Create a frameset as the homepage of your site with two frames. One frame will be your real homepage. The other is a static page used to maintain session state and is invisible (set the frame width or height to 0%)

In the session state page have the body onUnLoad event fire your pop up.

PROS: Easier to implement.

CONS: Need to be sure that visitors will always enter via the frameset page. This is fine for something like an intranet application but can be problematic for a website where people may clickthrough from a search engine direct to your real homepage etc...

This is a useful technique for web application development as you can also store various session state variables in the hidden frame. Particularly useful if you're developing for a web farm (where there can be serious problems with server-side session state variables).

shady

12:29 pm on Oct 20, 2002 (gmt 0)

10+ Year Member



Hi Cheapstakes

If you wish to have a single popup which is triggered from multiple pages, you can put this code on as many pages as you like.
If you want multiple popups, simply change the second parameter to "something else" to popup different windows.

Hope that answers the question, and thanks for the posting. I used the use the Joshies frame method, but yours is more appropriate for my application. I'll post up the results after a few days.

txbakers

4:12 pm on Oct 20, 2002 (gmt 0)

WebmasterWorld Senior Member 10+ Year Member



Funny this should come back to the top - I'm fighting the issue right now.

To add another CON to joshie's approach - a big CON - with a frameset, anytime the user clicks REFRESH, it takes them back to the frameset page, not the page they are on.
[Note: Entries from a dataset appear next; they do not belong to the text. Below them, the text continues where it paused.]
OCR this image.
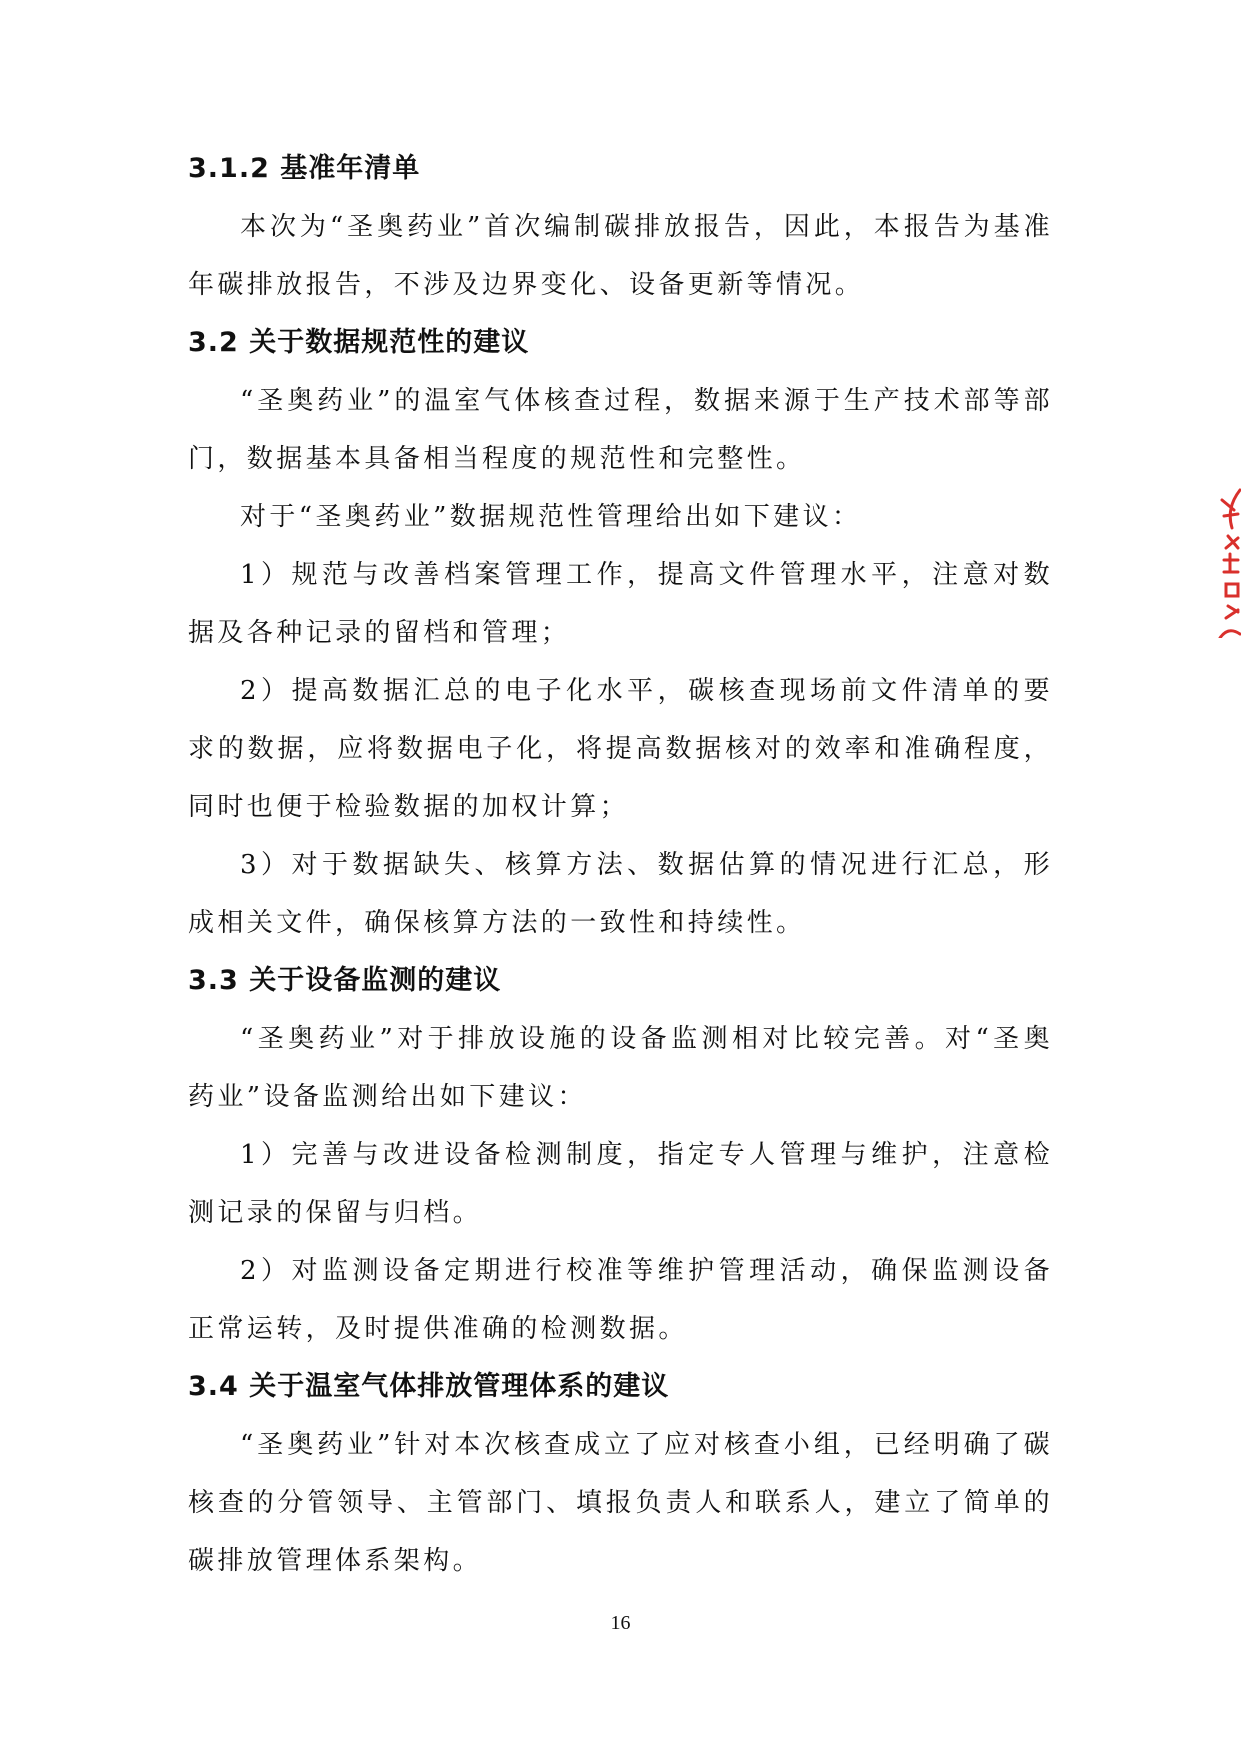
3.1.2 基准年清单

本次为“圣奥药业”首次编制碳排放报告，因此，本报告为基准年碳排放报告，不涉及边界变化、设备更新等情况。

3.2 关于数据规范性的建议

“圣奥药业”的温室气体核查过程，数据来源于生产技术部等部门，数据基本具备相当程度的规范性和完整性。

对于“圣奥药业”数据规范性管理给出如下建议：

1）规范与改善档案管理工作，提高文件管理水平，注意对数据及各种记录的留档和管理；

2）提高数据汇总的电子化水平，碳核查现场前文件清单的要求的数据，应将数据电子化，将提高数据核对的效率和准确程度，同时也便于检验数据的加权计算；

3）对于数据缺失、核算方法、数据估算的情况进行汇总，形成相关文件，确保核算方法的一致性和持续性。

3.3 关于设备监测的建议

“圣奥药业”对于排放设施的设备监测相对比较完善。对“圣奥药业”设备监测给出如下建议：

1）完善与改进设备检测制度，指定专人管理与维护，注意检测记录的保留与归档。

2）对监测设备定期进行校准等维护管理活动，确保监测设备正常运转，及时提供准确的检测数据。

3.4 关于温室气体排放管理体系的建议

“圣奥药业”针对本次核查成立了应对核查小组，已经明确了碳核查的分管领导、主管部门、填报负责人和联系人，建立了简单的碳排放管理体系架构。

16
If there is a work around for this one, I'd love to use it, because that was the best solution for me so far.

I'm going to try the popunder approach next.

instand1

4:56 pm on Oct 20, 2002 (gmt 0)

10+ Year Member



Are you not afraid that the pop up window might give you some punishment by Google? Or are you not relying on your ranking in Google?

txbakers

6:07 pm on Oct 20, 2002 (gmt 0)

WebmasterWorld Senior Member 10+ Year Member



No, I don't care about my Google ranking. I don't rely on any search engine at all. I do all my own marketing. Anything that comes from a search engine is strictly gravy.

shady

6:46 pm on Oct 20, 2002 (gmt 0)

10+ Year Member



Does anyone know for a fact that a popup will affect your google ranking and if so, would it affect the site as a whole (assuming the popup is on the default page) or just the offending page?

shady

3:14 pm on Oct 22, 2002 (gmt 0)

10+ Year Member



I have use Cadet Cheapstakes implementation of the Hidden Popup and found that on IE5 the popup actually comes up in front of the main page, not behind.
Presumably, this is simply a bug in IE5, as other browsers seem to function correctly. Does anybody have a solution for this?

ikbenhet1

9:30 pm on Nov 14, 2002 (gmt 0)

10+ Year Member



try window.focus(); in stead of window blur, i assume that will work also in ie 5.x

caine

9:39 pm on Nov 14, 2002 (gmt 0)

WebmasterWorld Senior Member 10+ Year Member



drawing back to the why off it, if your looking at unique customers, that come and visit, buy if there interested leave and never come back then the exit poup is acceptable, except to people who don't like them at all.

However if you are looking at returning customers, then forget about popups on exit. better using SSI's on relevenat pages to the search for daily deals as such, otherwise if you have a high return rate you will annoy whoever.